February 2020

It's been a year now since I lost my Miriam and not a day has gone by without thinking of her. I miss her in all kinds of ways, but also at moments like this. Usually we easily got to an agreement about which deck to show here, but occasionally there were long discussions too. Now I can pick whatever I want, but I always try to keep her taste in mind too.
And she would have agreed on this one...... easily!
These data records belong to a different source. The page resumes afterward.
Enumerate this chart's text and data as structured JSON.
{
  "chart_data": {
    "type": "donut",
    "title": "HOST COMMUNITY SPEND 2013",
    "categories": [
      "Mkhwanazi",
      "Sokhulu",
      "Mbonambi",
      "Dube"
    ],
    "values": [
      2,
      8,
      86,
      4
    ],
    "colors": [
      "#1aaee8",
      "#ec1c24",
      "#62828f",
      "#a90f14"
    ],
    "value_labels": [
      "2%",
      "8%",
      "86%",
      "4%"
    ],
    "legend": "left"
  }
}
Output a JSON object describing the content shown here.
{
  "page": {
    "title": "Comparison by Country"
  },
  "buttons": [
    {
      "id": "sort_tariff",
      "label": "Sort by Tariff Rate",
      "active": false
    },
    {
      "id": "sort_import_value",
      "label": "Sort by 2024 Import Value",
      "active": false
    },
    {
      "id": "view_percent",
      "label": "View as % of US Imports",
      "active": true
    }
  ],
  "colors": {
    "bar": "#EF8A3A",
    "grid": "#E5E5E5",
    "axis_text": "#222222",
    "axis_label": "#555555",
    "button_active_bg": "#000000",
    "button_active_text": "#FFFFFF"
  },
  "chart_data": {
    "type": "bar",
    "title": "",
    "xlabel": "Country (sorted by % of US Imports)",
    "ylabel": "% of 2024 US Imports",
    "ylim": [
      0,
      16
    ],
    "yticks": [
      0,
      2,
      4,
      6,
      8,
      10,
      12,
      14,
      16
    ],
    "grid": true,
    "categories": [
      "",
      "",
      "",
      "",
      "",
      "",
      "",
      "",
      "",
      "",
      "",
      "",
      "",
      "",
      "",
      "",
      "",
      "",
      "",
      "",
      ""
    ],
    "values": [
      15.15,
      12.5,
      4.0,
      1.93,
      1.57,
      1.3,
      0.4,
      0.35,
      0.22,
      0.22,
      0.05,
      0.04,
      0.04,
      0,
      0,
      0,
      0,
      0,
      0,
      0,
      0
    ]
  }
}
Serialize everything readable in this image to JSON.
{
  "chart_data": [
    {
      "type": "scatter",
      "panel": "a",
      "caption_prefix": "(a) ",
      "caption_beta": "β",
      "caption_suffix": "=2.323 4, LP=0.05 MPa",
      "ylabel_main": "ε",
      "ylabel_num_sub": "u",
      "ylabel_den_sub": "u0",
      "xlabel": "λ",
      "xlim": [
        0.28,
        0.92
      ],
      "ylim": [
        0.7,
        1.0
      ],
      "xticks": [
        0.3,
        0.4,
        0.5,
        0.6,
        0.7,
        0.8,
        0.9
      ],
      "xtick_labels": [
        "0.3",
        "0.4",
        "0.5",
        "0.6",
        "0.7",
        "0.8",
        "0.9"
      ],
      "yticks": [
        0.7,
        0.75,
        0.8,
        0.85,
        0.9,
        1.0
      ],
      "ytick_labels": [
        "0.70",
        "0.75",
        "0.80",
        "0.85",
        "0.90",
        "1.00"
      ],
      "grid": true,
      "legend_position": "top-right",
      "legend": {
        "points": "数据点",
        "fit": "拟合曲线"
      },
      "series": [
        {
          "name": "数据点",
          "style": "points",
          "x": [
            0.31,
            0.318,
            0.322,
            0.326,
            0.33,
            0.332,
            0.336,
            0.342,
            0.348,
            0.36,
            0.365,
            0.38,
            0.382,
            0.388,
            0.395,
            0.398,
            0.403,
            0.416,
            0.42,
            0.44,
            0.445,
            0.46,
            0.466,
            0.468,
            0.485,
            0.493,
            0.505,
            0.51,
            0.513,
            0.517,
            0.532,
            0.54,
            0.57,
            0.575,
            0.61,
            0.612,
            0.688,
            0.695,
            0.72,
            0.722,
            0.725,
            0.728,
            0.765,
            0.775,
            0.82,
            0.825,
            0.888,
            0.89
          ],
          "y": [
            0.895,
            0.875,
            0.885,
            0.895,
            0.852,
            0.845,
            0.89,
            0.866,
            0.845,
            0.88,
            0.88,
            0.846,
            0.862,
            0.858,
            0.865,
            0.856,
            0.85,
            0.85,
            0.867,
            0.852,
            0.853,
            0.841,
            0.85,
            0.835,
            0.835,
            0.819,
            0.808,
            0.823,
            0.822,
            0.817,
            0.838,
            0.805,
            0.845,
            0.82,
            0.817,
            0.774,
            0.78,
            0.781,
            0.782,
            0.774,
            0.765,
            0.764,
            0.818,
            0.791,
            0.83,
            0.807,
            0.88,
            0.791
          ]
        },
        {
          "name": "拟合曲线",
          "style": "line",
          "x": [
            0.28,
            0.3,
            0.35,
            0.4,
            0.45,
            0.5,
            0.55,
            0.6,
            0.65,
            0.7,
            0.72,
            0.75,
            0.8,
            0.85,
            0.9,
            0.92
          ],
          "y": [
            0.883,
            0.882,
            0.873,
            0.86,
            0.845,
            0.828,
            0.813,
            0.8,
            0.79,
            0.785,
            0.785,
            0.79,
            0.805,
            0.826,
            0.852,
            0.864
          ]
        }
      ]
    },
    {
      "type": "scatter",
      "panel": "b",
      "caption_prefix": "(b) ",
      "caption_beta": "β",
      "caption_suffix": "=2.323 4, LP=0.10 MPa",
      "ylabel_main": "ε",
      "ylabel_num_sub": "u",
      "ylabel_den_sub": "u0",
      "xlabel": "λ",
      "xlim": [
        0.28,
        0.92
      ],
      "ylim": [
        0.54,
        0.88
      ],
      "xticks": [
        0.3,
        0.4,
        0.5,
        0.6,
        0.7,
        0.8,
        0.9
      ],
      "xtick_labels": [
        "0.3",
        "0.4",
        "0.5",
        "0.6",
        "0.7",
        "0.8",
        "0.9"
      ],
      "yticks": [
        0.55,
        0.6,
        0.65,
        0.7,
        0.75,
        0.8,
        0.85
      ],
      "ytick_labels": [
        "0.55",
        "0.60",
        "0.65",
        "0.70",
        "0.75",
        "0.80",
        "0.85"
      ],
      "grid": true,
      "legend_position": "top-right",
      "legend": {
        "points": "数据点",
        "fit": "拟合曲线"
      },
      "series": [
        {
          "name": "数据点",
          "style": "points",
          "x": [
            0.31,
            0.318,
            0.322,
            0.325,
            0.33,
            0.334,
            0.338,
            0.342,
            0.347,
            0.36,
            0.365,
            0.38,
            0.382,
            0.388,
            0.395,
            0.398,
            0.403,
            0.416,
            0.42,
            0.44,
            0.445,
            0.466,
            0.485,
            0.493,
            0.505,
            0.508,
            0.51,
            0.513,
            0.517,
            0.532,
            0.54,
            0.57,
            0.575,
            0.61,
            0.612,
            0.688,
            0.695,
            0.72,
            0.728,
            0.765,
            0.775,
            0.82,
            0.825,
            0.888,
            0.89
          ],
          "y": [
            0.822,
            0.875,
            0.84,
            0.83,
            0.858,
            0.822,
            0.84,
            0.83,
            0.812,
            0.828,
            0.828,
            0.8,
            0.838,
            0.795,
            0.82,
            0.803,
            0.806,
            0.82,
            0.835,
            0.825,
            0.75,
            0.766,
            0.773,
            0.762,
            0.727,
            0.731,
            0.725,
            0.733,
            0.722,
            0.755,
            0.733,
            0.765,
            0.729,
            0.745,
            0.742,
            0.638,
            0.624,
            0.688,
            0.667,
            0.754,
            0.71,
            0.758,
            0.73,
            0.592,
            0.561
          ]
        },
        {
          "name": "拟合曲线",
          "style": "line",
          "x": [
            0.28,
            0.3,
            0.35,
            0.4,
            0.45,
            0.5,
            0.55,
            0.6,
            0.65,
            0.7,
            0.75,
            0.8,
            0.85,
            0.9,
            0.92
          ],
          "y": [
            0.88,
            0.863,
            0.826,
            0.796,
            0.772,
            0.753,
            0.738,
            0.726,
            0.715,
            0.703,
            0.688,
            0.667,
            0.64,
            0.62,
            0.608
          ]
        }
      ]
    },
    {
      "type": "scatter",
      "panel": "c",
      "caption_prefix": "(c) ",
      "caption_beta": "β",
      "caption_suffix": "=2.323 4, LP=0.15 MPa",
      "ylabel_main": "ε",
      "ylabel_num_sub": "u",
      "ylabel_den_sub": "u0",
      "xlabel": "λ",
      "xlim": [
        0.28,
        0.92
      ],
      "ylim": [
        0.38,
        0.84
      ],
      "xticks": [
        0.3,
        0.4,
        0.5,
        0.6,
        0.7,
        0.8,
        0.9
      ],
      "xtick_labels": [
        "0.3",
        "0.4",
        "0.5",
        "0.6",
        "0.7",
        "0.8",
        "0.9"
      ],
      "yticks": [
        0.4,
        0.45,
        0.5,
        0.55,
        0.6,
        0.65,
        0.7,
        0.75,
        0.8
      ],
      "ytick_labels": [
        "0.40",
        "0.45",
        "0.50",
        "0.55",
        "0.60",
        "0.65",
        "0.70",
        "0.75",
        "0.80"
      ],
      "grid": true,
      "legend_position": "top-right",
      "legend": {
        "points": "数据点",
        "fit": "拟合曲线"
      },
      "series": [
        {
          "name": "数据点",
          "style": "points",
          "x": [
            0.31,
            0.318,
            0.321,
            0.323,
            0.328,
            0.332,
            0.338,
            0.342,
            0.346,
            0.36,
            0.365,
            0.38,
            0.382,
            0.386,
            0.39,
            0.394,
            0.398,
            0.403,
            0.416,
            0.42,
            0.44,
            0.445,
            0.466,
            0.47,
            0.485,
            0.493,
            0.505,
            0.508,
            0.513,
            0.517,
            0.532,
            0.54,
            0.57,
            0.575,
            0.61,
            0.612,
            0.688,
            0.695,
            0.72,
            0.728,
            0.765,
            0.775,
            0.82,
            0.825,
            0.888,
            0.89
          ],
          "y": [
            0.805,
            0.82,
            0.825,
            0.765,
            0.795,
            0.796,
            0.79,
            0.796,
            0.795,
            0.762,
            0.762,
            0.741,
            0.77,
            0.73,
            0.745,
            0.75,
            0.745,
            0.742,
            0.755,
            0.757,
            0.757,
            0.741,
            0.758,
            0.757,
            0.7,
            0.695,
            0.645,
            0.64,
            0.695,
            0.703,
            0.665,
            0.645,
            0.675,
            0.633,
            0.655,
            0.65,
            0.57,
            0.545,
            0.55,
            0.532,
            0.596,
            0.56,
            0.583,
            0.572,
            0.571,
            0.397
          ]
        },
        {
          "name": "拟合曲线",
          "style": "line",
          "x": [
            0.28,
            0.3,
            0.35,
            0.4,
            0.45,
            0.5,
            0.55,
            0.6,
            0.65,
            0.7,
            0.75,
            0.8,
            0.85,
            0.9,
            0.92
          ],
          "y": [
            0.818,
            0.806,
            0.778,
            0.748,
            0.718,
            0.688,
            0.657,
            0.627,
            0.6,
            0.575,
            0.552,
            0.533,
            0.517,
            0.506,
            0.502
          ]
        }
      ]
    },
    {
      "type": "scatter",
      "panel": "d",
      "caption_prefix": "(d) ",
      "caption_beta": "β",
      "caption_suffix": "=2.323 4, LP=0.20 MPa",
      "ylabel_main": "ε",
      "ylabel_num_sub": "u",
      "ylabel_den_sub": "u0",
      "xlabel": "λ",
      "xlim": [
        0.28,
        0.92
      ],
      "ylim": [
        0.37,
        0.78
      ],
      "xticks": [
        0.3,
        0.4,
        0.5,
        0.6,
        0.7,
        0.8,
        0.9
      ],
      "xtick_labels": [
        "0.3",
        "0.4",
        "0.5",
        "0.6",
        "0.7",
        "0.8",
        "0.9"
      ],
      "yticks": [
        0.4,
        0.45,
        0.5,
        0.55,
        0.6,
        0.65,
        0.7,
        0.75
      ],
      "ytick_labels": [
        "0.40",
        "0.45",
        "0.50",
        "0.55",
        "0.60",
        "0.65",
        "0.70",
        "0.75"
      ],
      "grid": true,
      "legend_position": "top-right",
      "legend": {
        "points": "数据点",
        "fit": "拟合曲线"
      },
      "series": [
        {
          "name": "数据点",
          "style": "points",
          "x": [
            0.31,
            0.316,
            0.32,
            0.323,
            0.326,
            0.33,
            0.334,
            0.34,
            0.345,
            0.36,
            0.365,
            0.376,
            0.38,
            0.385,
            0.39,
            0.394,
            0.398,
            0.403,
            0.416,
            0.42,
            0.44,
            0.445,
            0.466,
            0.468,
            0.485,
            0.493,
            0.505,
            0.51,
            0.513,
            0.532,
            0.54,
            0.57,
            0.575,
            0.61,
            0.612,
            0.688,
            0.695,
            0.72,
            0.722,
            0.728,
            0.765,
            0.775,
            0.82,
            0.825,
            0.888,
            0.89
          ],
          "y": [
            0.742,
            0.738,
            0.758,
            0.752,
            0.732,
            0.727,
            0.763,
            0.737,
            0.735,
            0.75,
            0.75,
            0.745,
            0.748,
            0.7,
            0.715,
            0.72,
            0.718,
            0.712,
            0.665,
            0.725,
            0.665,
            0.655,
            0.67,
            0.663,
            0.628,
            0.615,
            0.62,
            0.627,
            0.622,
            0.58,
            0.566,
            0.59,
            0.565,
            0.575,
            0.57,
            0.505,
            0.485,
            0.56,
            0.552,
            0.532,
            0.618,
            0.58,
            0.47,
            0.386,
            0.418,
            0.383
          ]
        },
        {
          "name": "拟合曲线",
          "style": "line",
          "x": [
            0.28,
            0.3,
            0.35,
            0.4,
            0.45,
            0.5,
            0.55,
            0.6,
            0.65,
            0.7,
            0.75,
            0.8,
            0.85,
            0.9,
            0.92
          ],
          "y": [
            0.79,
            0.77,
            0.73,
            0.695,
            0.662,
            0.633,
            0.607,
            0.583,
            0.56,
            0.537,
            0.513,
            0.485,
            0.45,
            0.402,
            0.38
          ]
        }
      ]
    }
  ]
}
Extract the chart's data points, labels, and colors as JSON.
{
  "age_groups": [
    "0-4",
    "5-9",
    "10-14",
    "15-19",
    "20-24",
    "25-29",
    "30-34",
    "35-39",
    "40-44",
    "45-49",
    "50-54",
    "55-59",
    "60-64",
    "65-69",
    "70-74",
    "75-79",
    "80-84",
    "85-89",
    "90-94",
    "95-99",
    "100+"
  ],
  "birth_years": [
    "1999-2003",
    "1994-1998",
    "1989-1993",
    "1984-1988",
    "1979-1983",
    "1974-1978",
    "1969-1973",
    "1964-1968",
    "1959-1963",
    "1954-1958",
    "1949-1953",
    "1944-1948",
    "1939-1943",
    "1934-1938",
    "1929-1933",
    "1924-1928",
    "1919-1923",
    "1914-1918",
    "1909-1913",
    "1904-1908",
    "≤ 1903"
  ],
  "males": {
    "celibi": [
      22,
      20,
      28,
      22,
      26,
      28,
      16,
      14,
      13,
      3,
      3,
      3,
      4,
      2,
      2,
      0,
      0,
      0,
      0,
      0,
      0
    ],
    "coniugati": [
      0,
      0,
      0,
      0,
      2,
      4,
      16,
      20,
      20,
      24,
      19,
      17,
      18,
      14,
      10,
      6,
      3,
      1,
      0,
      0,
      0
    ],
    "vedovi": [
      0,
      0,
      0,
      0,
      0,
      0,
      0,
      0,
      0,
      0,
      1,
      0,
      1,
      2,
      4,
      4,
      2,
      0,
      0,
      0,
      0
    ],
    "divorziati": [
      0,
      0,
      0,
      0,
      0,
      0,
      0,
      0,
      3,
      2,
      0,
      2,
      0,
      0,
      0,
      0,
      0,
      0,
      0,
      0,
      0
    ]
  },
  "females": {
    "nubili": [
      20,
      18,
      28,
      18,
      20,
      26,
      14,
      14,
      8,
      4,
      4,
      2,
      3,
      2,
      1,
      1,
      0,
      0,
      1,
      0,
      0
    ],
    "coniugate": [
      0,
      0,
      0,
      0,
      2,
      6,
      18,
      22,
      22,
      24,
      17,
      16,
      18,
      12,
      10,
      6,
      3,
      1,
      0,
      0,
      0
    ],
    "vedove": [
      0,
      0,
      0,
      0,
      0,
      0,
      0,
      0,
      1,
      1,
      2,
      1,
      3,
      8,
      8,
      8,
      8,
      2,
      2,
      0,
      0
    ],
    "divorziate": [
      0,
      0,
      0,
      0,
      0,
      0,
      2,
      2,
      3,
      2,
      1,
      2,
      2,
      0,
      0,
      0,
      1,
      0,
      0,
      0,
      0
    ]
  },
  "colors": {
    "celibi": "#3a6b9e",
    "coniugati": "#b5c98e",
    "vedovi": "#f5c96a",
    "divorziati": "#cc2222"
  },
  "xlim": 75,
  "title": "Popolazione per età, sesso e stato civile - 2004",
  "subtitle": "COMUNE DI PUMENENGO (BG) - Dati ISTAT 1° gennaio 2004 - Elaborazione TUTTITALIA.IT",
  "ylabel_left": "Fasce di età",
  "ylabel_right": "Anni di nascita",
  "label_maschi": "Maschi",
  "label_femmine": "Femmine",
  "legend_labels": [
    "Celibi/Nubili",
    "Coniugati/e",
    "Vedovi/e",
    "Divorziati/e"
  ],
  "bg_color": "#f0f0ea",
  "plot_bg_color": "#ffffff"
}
The deck was printed by the Wert Papier Druck from Riga and published in Latvia in 1918. It's known as "Lettische Trachten" (Latvian Costumes). The cards were lithographically printed in three colours: red, black and gray. The designer is unknown, but his creations can be called unusual. There's an Art Deco influence in the shape of the dividing line of flowers, plants and apples on the queens and jacks. The Kings are easily recognizable. Not only because they have a crown at their side, but rather by the background of red and gray spades, which looks a bit like torn wallpaper.

But besides the crown the kings show a ribbon with the name and the coat of arms of that Baltic region in ancient times. I have no idea if the portrayed figures show actual dukes or other leaders of these regions, but the king of spades represents Curland. In English this region along the shores of the Baltic Sea is called Courland. It was a Duchy for more than 200 years until the end of the 18th century and it's possible that the king is represented by one of the Dukes.



Riga here stands for the Bishopric of Riga, founded in 1202 by Albert (of Buxhoevenden), a canon in Bremen, who was appointed as bishop of Livonia by his uncle, the archbishop of Hamburg and Bremen. The presented coat of arms of Riga with the crown above the cross and keys was first used between 1660 and 1721. The crown symbolizes the subservience to the bishop.

There's a faint tax stamp on the ace of hearts. According to Peter Endebrock's site it says in German "Kaiserliches Gouvernement Riga". The rest is too blurred to read. This German government was established in Latvia in 1917/18. Apparently the ace of diamonds is important in Latvian decks, as it's the only embellished ace (like the ace of spades in the English pattern).

Livland is known in English by the Latin name Livonia. It's named after the Livonians, who lived on the shores of present-day Latvia and in the 13th century extended to most of present-day Estonia and Latvia. Courland also was a part of Livonia in the 16th century.

Estland (Estonia) was a Duchy between 1219 and 1346, also known as Danish Estonia. So the represented coat of arms, which has the 3 stretched lions of the Danish coat of arms, probably refers to that period.


The deck consists of 52 cards. Apparently no joker was ever issued with this deck.

In 2004 a reprint of this deck was published by Orija. That deck has 2 jokers and an extra card. I don't know this deck, so I can't judge the quality of the used card. It seems easy to throw away the jokers and extra card and present it as the original deck. However, I'm certain that this here is the original deck. According to his info the previous owner had bought it in 1997 and I'm almost certain that he has won this deck in the auction of Dr. Max Segeth's Art Deco and Jugendstil decks in that year. It fits the description like a glove, as it has the same leather holder with score-pad and pencil, that is described in the auction catalogue.